Trevor Mortimer leaves rich legacy
MORAL FIBRE is the enduring footprint Trevor Mortimer has left on Mayo football. More than any other of his attributes it is how we’ll remember him.
At 31 years of age Trevor had reached the stage when younger players were about to benefit from the wisdom and experience he had gained traversing the football fields of the country. That asset is an incalculable loss.
There were many occasions throughout his career when you wished every Mayo player possessed the drive that Trevor brought to his game. After absences through injury you always looked forward to his return because you knew the Shrule/Glencorrib man would not spare himself, would shirk no tackle, or shun no responsibility.
Work commitments have forced him to emigrate after more than a decade of service to Mayo football. And while All-Ireland success never embellished his efforts, he did, amid so many disappointments, have the satisfaction of winning a National League medal in 2001, a year after he was first selected for the county.
An imperishable memory too is the July Sunday in 2009 when he led Mayo to their first Connacht title over Galway at Pearse Stadium.
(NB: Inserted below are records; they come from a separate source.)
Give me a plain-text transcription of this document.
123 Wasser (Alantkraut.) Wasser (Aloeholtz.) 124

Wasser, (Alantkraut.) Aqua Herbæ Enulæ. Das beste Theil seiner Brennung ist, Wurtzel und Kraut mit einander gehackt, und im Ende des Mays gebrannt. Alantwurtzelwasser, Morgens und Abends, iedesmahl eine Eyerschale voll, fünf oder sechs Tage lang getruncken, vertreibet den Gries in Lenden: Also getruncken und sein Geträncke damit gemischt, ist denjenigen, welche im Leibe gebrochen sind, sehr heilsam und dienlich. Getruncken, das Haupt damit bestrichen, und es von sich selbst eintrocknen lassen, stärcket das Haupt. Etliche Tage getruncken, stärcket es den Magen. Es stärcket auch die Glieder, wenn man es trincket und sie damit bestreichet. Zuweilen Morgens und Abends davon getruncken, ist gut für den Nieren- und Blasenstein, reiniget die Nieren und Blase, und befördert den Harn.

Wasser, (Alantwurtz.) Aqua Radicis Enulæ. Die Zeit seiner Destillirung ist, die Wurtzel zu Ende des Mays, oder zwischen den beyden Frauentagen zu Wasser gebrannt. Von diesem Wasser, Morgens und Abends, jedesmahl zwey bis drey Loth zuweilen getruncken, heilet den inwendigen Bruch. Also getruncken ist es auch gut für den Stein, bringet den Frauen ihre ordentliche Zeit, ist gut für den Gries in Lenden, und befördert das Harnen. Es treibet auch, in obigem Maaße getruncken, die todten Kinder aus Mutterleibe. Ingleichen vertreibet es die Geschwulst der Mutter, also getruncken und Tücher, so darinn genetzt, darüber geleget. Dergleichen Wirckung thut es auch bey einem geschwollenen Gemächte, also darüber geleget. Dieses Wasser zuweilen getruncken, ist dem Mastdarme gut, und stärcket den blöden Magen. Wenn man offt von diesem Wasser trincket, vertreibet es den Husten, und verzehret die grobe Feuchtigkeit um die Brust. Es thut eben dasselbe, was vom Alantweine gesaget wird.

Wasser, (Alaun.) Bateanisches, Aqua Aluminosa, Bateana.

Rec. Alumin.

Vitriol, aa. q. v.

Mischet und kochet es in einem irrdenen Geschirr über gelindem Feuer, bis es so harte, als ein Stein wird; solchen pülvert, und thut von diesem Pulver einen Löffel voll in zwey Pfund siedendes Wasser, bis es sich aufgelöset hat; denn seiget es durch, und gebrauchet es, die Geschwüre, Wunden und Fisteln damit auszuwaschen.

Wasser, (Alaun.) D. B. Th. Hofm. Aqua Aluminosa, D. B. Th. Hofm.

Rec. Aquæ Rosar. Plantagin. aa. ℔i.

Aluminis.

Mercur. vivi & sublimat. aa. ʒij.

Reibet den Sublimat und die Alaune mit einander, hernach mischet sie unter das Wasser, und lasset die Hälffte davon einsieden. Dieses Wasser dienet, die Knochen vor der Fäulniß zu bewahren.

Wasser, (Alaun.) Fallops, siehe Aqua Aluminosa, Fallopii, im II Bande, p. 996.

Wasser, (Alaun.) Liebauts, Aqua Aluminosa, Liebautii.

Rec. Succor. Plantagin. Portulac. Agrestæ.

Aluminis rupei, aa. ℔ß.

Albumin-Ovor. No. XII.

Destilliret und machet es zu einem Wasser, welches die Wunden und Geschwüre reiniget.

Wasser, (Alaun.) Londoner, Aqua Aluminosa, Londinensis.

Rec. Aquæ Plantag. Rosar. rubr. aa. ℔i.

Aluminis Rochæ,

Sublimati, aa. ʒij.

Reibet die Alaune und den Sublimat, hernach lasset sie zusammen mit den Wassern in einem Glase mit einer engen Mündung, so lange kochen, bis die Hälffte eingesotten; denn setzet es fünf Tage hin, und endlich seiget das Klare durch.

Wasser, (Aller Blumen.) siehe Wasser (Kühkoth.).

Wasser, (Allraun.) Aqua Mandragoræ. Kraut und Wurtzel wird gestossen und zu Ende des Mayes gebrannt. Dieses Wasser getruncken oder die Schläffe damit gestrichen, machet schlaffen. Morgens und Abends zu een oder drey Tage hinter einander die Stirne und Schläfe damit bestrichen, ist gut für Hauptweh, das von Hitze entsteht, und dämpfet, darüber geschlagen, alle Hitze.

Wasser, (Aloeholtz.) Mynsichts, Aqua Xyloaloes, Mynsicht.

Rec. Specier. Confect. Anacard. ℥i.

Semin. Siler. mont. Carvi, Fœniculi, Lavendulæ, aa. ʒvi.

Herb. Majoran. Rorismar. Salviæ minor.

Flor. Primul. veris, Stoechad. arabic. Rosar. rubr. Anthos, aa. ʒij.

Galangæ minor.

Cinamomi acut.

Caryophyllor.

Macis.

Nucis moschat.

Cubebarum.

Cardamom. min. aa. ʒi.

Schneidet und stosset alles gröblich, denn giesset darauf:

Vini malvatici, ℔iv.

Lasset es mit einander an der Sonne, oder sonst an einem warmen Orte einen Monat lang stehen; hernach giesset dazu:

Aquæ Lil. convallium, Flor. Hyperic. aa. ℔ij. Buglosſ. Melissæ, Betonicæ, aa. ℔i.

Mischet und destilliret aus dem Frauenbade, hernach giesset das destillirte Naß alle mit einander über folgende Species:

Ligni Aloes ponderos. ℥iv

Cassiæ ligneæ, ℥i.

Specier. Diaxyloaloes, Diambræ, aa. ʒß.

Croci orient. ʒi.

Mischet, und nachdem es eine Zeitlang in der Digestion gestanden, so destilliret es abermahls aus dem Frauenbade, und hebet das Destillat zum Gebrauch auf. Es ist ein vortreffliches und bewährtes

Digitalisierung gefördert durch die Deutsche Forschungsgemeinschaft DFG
For a man living on the border, and occasionally in the shadow of Galway success, that achievement was of special significance.
He lined out more than 90 times in league and championship, his last against Kerry in the All-Ireland semi-final last August in which he made his presence fully felt in mixing it with his redoubtable tenacity.
But a more significant contribution could scarcely have been made last season than his help when called from the bench in rescuing Mayo from what came close to a mortifying defeat in Ruislip in the first round of the championship. For that, the Shrule/Glencorrib man deserved greater recognition than was given him.
Most of his career was spent in the forward line, and although noted more for his work rate that scoring power he contributed a respectable 8-89 to the Mayo cause.
In recent years he moved to wing-back where his versatility was widely admired and where his scope for attack was given a broader sweep.
Trevor’s likes have been scarce in Mayo. We will miss his dynamism on the field and we wish him well in his new surroundings in Africa.
Just a thought …
AS thoughts turn to the championship and speculation takes on a more serious hue, we are reminded of Michael Meehan’s imminent return after injury and the boost it gives to Galway football.